U.S. Supreme Court
Minnesota State Senate v. Beens, 406 U.S. 187 (1972)
Sixty-Seventh Minnesota State Senate v. Beens
Decided April 29, 1972
406 U.S. 187
A three-judge District Court found that the Minnesota Legislature was malapportioned, and reduced the number of legislative districts from 67, the number established in 1913, to 35, thereby reducing the number of senators by almost 50%, and the number of representatives by nearly 25%. The court declared the entire 1966 apportionment act unconstitutional, and enjoined state officials from conducting elections thereunder, later modifying that injunction so as to enjoin any future elections under any plan other than the one adopted by the court "or a constitutional plan adopted after this date by the State of Minnesota." Appellant, the Minnesota State Senate, intervened in the apportionment challenge below.
1. The appellant had the right to intervene, as the District Court's orders directly affected the senate, which is an appropriate legal entity for the purpose of intervention. Silver v.
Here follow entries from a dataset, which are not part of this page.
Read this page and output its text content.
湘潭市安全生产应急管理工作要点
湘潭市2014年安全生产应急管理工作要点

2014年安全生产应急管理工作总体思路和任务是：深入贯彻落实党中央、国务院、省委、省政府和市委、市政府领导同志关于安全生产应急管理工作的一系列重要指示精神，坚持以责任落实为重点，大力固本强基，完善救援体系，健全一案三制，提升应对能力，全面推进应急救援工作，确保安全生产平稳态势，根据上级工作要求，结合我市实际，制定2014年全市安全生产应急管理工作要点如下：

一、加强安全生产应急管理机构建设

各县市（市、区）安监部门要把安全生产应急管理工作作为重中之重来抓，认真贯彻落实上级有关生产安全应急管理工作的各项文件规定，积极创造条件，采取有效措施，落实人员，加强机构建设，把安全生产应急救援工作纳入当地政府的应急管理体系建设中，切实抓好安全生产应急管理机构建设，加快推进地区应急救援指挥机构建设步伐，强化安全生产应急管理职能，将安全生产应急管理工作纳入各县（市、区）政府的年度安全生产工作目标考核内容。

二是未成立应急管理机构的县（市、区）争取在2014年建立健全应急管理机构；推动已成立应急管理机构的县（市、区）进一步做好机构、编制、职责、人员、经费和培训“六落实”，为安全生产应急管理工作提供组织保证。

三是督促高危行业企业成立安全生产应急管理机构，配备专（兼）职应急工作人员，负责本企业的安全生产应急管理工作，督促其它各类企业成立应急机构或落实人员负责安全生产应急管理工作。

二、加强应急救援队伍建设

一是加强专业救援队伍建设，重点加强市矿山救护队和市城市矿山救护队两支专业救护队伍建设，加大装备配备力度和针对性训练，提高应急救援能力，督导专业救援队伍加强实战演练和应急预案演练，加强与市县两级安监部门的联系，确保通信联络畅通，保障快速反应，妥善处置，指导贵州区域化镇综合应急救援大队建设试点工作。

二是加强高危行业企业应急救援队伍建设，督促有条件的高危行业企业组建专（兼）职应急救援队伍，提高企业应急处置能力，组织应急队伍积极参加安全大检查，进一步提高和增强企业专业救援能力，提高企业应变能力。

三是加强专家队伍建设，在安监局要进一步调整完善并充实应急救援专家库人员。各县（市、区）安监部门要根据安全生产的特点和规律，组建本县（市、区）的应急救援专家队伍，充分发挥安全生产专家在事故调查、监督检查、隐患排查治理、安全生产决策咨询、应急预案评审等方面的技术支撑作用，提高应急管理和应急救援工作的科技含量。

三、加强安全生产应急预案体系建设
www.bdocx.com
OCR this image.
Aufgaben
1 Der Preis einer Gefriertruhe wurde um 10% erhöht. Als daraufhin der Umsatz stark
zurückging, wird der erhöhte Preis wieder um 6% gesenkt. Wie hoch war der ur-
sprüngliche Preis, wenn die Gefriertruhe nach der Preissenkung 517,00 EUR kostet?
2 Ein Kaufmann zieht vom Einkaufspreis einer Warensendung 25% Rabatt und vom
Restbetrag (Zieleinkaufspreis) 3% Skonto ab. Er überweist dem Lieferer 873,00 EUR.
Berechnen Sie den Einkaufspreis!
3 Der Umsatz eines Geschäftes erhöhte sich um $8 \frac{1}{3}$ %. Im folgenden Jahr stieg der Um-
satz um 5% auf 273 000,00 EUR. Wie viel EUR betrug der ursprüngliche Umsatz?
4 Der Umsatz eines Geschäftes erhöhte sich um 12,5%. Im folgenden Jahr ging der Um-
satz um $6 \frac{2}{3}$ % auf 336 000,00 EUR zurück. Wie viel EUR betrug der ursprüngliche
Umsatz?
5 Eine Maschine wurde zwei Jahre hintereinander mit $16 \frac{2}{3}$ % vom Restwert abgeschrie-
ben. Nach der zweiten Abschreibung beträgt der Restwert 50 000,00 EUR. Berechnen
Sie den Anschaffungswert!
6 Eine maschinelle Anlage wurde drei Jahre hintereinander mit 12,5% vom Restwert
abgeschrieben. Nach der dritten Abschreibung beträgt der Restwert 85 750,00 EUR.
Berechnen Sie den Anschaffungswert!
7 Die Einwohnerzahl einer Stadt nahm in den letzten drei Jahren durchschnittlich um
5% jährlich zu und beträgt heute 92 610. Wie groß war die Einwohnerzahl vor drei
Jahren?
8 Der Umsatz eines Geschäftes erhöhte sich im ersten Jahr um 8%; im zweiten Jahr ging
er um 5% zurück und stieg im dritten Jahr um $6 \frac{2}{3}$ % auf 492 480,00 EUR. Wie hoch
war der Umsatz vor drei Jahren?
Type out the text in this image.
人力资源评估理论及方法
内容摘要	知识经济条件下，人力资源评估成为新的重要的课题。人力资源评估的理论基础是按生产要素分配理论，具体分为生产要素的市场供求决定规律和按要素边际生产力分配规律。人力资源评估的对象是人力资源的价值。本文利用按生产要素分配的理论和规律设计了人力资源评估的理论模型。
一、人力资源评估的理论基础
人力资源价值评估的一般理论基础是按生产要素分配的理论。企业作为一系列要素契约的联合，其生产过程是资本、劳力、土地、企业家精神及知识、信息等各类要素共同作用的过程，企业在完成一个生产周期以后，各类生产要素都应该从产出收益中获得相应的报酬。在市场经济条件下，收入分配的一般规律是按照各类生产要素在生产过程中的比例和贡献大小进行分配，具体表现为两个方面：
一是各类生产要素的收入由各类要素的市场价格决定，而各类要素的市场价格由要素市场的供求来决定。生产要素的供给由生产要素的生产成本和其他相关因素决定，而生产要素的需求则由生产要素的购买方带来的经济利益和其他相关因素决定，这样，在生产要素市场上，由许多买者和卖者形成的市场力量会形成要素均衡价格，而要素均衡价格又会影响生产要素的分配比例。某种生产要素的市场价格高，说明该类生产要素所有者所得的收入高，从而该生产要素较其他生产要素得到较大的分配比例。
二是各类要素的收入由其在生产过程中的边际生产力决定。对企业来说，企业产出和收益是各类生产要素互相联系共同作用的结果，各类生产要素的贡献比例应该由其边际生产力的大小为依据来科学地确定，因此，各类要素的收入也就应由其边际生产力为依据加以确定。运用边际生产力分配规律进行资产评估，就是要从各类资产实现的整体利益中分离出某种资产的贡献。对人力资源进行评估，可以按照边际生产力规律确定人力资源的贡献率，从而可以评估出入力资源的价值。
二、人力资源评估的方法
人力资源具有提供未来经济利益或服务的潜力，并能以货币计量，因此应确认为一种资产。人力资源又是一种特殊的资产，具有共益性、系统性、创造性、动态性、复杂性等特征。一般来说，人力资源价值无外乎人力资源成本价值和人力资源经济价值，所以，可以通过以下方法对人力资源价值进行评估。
Jordan, 241 F.Supp. 576, aff'd, 381 U. S. 415.
2. The District Court's injunction with respect to the statutory sections fixing the number of legislative districts and the number of senators and representatives is sufficient to justify a direct appeal under 28 U.S.C. § 1253.
3. A federal reapportionment court should accommodate the relief ordered to the appropriate provisions of state statutes relating to the legislature's size as far as possible, and the action of the District Court here in so drastically changing the number of districts and the size of the houses of the state legislature is not required by the Federal Constitution, and is not justified as an exercise of federal power.
336 F.Supp. 715, vacated and remanded.